David was anointed King in front of his seven older brothers who all had been rejected – they may have been good-looking, too, but their hearts weren’t right. We see an example of that in the story of David and Goliath.
The king promised great wealth, his daughter in marriage, and a familial exemption from taxes to the man who killed Goliath. David heard some men talking about this and started asking questions. His older brother got angry, railed on him for leaving the sheep, and said, “I know how conceited you are and how wicked your heart is; you came down only to watch the battle.” First, David was not conceited; second it was the brother’s heart that was wicked; and third, David was sent to the battlefield with supplies for them.
David turned away from his brother and continued asking questions of others. Saul sent for him and David told Saul that he could slay Goliath as easily as he had protected the sheep from lions and bears. He also affirmed his power by giving credit to God and stating his belief that God would deliver him from the giant, Goliath.

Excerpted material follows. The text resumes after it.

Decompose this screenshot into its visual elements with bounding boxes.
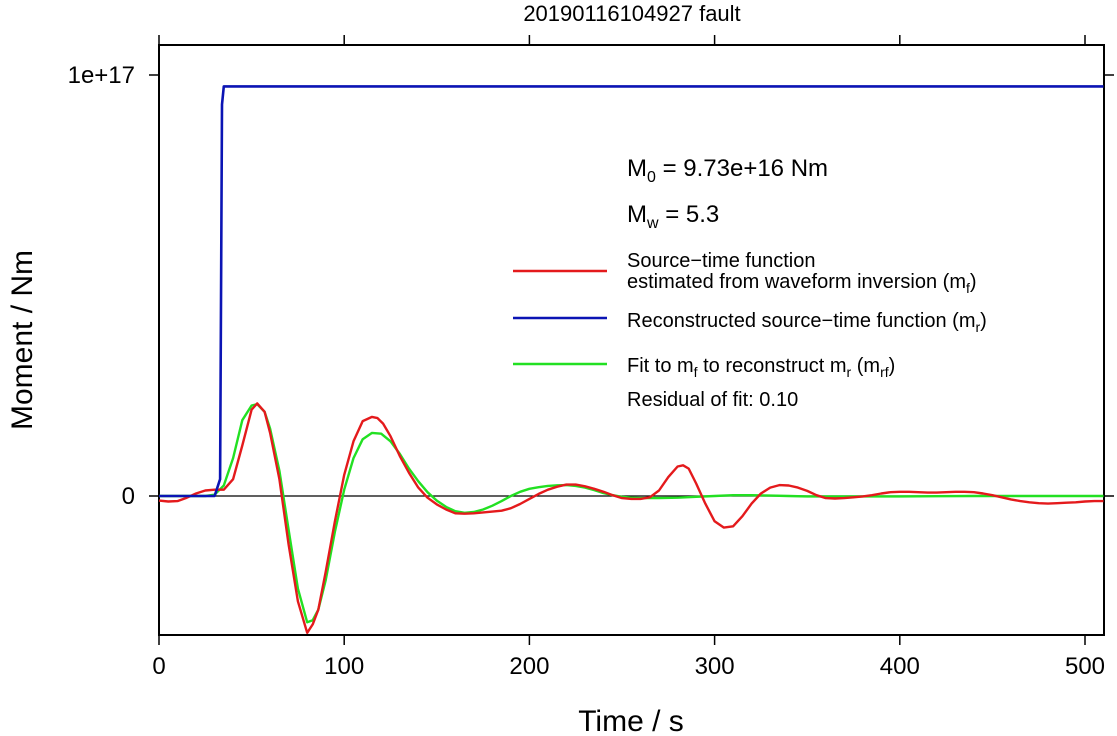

David was pretty gutsy in facing Goliath and he showed his confidence not with arrogance, but with the truth of the power that dwelt within him. I am a little shocked at David’s bold challenge as he said to Goliath, “I’ll strike you down and cut off your head.” This teen was full of adolescent testosterone, of course, but he prefaced that promise with the fact that “This day the Lord will hand you over to me”. Great faith for a teen, right?
One small stone was all it took. Shot from a sling, it sank into Goliath’s forehead like a bullet and dropped him face down on the ground.
And, yes, teen David did go over to the fallen Philistine and with Goliath’s own sword he cut off his head.